Post by Hylander » Tue Mar 08, 2016 1:43 pm

Yes, the oral-formulaic theory, even in its least extreme manifestations, explains how long hexameter poems could be composed in performance by drawing in large measure--although maybe not exclusively--on a repertory of formulas that fit specific metrical slots, despite the difficulties of composing well-constructed hexameters. The language of hexameters is a specialized language that grew up around the hexameter, specifically and exclusively for the purpose of composing hexameters (and elegy, too). It's a Kunstsprache--an artificial language. Greek poets, who were immersed in this language, continued to use it even down to the end of antiquity and beyond for writing hexameters and elegiac couplets.

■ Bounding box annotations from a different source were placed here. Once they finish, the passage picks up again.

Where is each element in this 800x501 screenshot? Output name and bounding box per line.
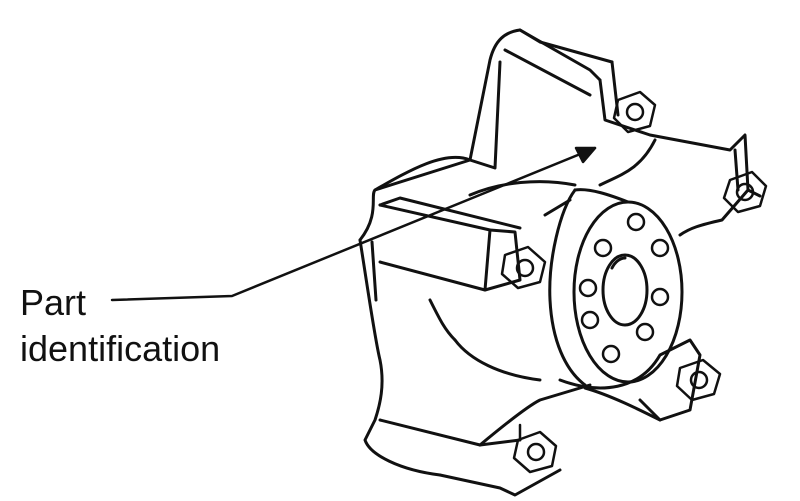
callout-leader-line [110,146,597,302]
center-flange [548,188,684,387]
part-identification-label: Part identification [20,280,220,372]
mounting-bolts [500,90,768,474]
hub-body [358,28,762,497]
callout-line-2: identification [20,328,221,369]
callout-line-1: Part [20,282,87,323]
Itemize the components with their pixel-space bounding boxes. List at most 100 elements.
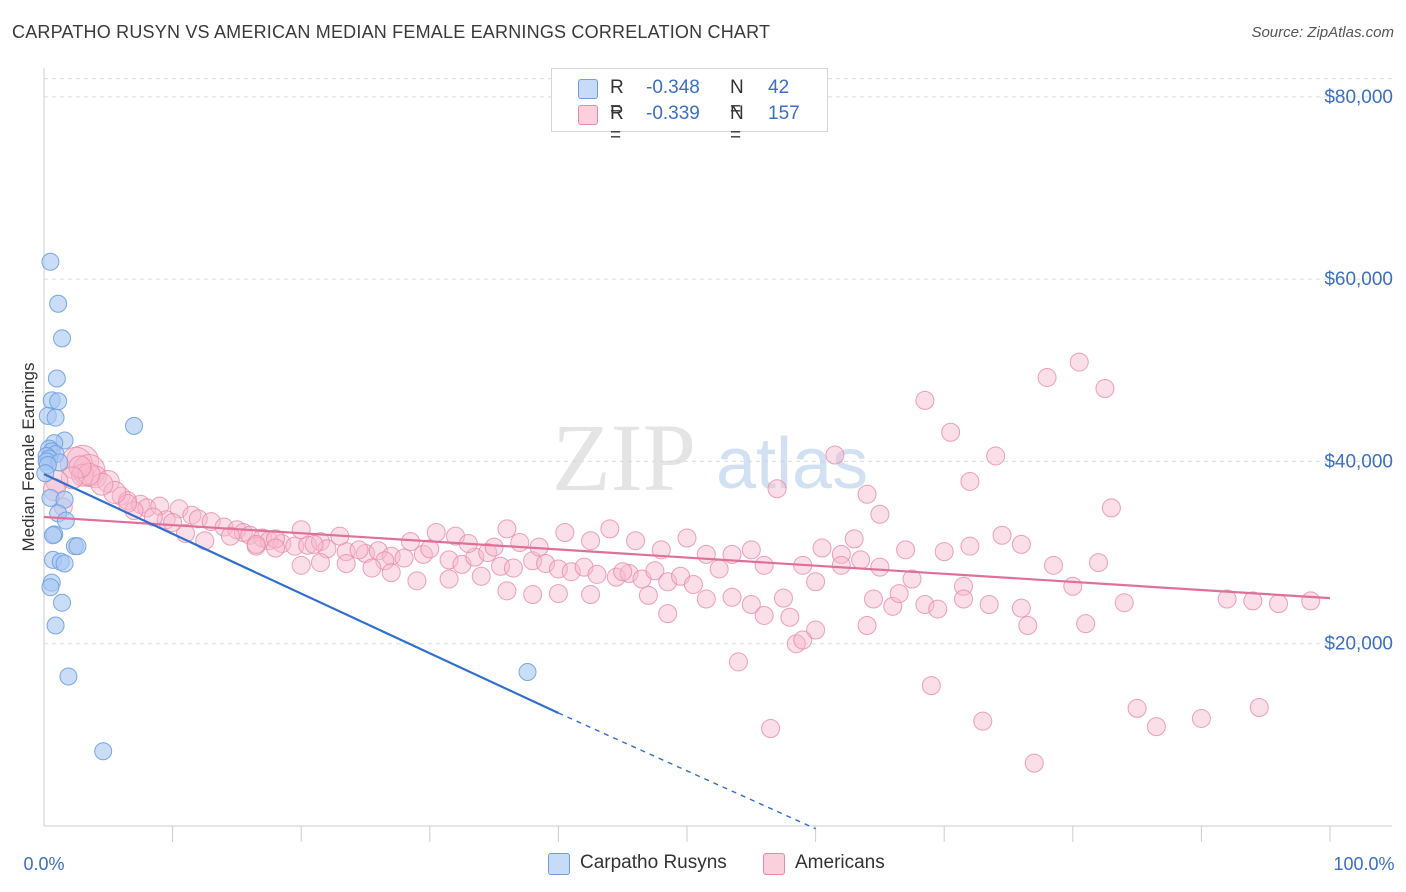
- american-point: [246, 534, 266, 554]
- american-point: [722, 587, 742, 607]
- american-point: [619, 564, 639, 584]
- american-point: [349, 540, 369, 560]
- american-point: [60, 466, 84, 490]
- american-point: [600, 519, 620, 539]
- american-point: [1089, 553, 1109, 573]
- american-point: [291, 555, 311, 575]
- american-point: [478, 543, 498, 563]
- carpatho-rusyn-point: [46, 408, 65, 427]
- americans-trend-line: [43, 515, 1331, 600]
- carpatho-rusyns-trend-extension: [558, 712, 816, 830]
- legend-label: Americans: [795, 852, 885, 873]
- american-point: [658, 604, 678, 624]
- american-point: [1037, 368, 1057, 388]
- american-point: [413, 544, 433, 564]
- y-tick-label: $20,000: [1324, 634, 1393, 655]
- carpatho-rusyn-point: [53, 593, 72, 612]
- american-point: [915, 595, 935, 615]
- american-point: [407, 571, 427, 591]
- american-point: [1101, 498, 1121, 518]
- legend-swatch-carpatho-rusyns: [578, 79, 598, 99]
- carpatho-rusyns-trend-line: [43, 473, 559, 714]
- american-point: [741, 540, 761, 560]
- watermark-zip: ZIP: [552, 404, 696, 511]
- legend-swatch-carpatho-rusyns: [548, 853, 570, 875]
- american-point: [754, 555, 774, 575]
- american-point: [677, 528, 697, 548]
- american-point: [728, 652, 748, 672]
- american-point: [503, 558, 523, 578]
- american-point: [497, 519, 517, 539]
- american-point: [336, 553, 356, 573]
- y-tick-labels: $20,000 $40,000 $60,000 $80,000: [1324, 87, 1393, 655]
- legend-r-label: R =: [610, 103, 624, 146]
- american-point: [870, 504, 890, 524]
- american-point: [767, 479, 787, 499]
- carpatho-rusyn-point: [68, 537, 87, 556]
- american-point: [902, 569, 922, 589]
- legend-swatch-americans: [763, 853, 785, 875]
- american-point: [103, 480, 127, 504]
- american-point: [1076, 614, 1096, 634]
- american-point: [626, 531, 646, 551]
- american-point: [484, 537, 504, 557]
- american-point: [439, 569, 459, 589]
- american-point: [928, 599, 948, 619]
- watermark-atlas: atlas: [716, 424, 868, 504]
- legend-n-value: 157: [768, 103, 800, 124]
- carpatho-rusyn-point: [47, 369, 66, 388]
- american-point: [201, 512, 221, 532]
- carpatho-rusyn-point: [41, 252, 60, 271]
- source-label: Source: ZipAtlas.com: [1251, 24, 1394, 41]
- american-point: [934, 542, 954, 562]
- carpatho-rusyn-point: [56, 511, 75, 530]
- american-point: [986, 446, 1006, 466]
- american-point: [754, 605, 774, 625]
- legend-label: Carpatho Rusyns: [580, 852, 727, 873]
- american-point: [497, 581, 517, 601]
- american-point: [90, 472, 114, 496]
- carpatho-rusyn-point: [55, 554, 74, 573]
- american-point: [979, 595, 999, 615]
- american-point: [857, 615, 877, 635]
- correlation-legend: R = -0.348 N = 42 R = -0.339 N = 157: [551, 68, 828, 146]
- american-point: [992, 525, 1012, 545]
- american-point: [182, 505, 202, 525]
- legend-n-label: N =: [730, 103, 744, 146]
- american-point: [523, 584, 543, 604]
- american-point: [310, 553, 330, 573]
- american-point: [1217, 589, 1237, 609]
- american-point: [921, 676, 941, 696]
- american-point: [806, 620, 826, 640]
- american-point: [548, 584, 568, 604]
- american-point: [613, 562, 633, 582]
- american-point: [960, 471, 980, 491]
- american-point: [741, 595, 761, 615]
- american-point: [1243, 591, 1263, 611]
- american-point: [658, 572, 678, 592]
- american-point: [683, 574, 703, 594]
- american-point: [896, 540, 916, 560]
- american-point: [1024, 753, 1044, 773]
- american-point: [220, 526, 240, 546]
- american-point: [1114, 593, 1134, 613]
- chart-title: CARPATHO RUSYN VS AMERICAN MEDIAN FEMALE…: [12, 22, 771, 42]
- american-point: [420, 539, 440, 559]
- american-point: [510, 533, 530, 553]
- american-point: [863, 589, 883, 609]
- american-point: [1269, 594, 1289, 614]
- american-point: [870, 557, 890, 577]
- legend-swatch-americans: [578, 105, 598, 125]
- american-point: [394, 548, 414, 568]
- american-point: [561, 562, 581, 582]
- american-point: [362, 558, 382, 578]
- american-point: [304, 534, 324, 554]
- carpatho-rusyn-point: [125, 416, 144, 435]
- american-point: [857, 484, 877, 504]
- american-point: [960, 536, 980, 556]
- carpatho-rusyns-points: [36, 252, 537, 761]
- carpatho-rusyn-point: [53, 329, 72, 348]
- american-point: [1063, 576, 1083, 596]
- americans-points: [42, 352, 1321, 773]
- american-point: [368, 541, 388, 561]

In the Roman period the chief form of literary expression in the Greek world was the epigram, usually composed in elegiac couplets, in a language that is essentially a continuation of the language of the Homeric poems. These poets were not "oral" poets, of course, but they were so steeped in the language of the Homeric poems--and not just the Homeric poems, but the entire body of Greek hexameter and elegy that preceded them--that you suspect they could think, and maybe even dream, in that language and could wield the difficult meters seemingly effortlessly, even though the poetic language was further and further removed from the language in which they conducted their daily lives.